A man of versatile creativity, Burleigh designed the Fleur-de-lys Studios in Providence in collaboration with the architect Edmund Russell Willson of Stone, Carpenter, and Willson. Built in 1885 in conjunction with the Art Workers Guild, the building was to be used for art studios, including Burleigh’s own. It is an important monument to the American Arts and Crafts Movement and was designated a National Historic Landmark in 1992. It is now owned by the Providence Art Club, and retains its original purpose as artist' studios.

Another of his studios was a unique and eccentric little building known as the "Peggotty." Burleigh built it over the hull of a small sailboat that had been used as a ferry between Little Compton and Middletown, Rhode Island. It featured a thatched roof, and today it is on display at the Little Compton Historical Society.

Burleigh was a leading member of the art community in Rhode Island. He was a founder of the Providence Art Club in 1880 and was the first president of the Providence Watercolor Club. He had a long association with the Rhode Island School of Design, serving on the board of directors (1887–1893), as a teacher (1897–1906), and as a trustee (1919–1931). He received an honorary degree from Brown University in 1912.

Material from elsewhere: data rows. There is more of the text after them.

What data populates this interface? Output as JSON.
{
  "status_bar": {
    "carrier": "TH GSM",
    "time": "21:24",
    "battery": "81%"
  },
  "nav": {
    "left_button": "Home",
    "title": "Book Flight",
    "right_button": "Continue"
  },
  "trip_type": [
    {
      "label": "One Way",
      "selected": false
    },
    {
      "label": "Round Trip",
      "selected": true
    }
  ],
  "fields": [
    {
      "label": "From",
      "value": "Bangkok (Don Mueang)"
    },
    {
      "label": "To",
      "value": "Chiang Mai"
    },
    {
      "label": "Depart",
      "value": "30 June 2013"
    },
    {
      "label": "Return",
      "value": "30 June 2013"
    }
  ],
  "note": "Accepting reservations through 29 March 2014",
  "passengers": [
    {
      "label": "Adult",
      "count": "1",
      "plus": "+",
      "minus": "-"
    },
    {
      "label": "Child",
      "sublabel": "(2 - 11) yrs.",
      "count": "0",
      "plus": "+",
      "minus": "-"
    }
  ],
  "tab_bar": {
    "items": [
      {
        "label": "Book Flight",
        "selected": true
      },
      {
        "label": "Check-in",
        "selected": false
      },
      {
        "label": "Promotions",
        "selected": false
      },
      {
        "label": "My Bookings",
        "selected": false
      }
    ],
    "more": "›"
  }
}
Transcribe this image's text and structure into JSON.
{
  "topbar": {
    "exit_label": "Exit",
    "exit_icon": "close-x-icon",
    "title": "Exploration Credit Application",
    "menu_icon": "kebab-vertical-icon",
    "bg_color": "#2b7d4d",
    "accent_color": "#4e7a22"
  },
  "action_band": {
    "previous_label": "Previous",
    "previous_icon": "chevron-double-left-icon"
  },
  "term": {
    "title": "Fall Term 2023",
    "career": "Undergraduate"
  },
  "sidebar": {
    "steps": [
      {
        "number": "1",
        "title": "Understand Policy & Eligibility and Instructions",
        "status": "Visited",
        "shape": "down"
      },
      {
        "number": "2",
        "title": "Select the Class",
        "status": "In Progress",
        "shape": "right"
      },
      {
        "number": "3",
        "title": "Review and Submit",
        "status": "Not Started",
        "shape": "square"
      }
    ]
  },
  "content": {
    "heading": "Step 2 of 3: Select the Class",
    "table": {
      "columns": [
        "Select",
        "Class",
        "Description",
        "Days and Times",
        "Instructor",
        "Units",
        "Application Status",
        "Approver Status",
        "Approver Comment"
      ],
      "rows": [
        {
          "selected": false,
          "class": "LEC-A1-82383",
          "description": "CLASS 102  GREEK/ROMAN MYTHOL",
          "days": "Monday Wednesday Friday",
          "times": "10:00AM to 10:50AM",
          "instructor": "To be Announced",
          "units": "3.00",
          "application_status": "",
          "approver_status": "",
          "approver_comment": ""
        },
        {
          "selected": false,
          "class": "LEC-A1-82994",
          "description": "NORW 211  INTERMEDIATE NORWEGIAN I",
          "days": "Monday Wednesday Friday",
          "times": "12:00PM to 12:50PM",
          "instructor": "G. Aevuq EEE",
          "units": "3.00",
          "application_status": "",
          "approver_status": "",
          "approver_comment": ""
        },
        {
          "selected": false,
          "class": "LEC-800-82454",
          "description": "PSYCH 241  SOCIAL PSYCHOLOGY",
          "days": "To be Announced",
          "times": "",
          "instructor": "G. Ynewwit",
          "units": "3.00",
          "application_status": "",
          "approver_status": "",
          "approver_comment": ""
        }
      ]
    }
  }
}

His works are held in several private and public collections, including the Museum of Fine Arts in Boston and the museums at Brown University, the Rhode Island School of Design, the Rhode Island Historical Society, the Little Compton Historical Society, and the Henry Ford collection in Dearborn, Michigan.

Burleigh died on February 26, 1931, in Providence.

== Sources ==
- "Biography for Sydney Burleigh"
- "Fleur-de-Lys Studios"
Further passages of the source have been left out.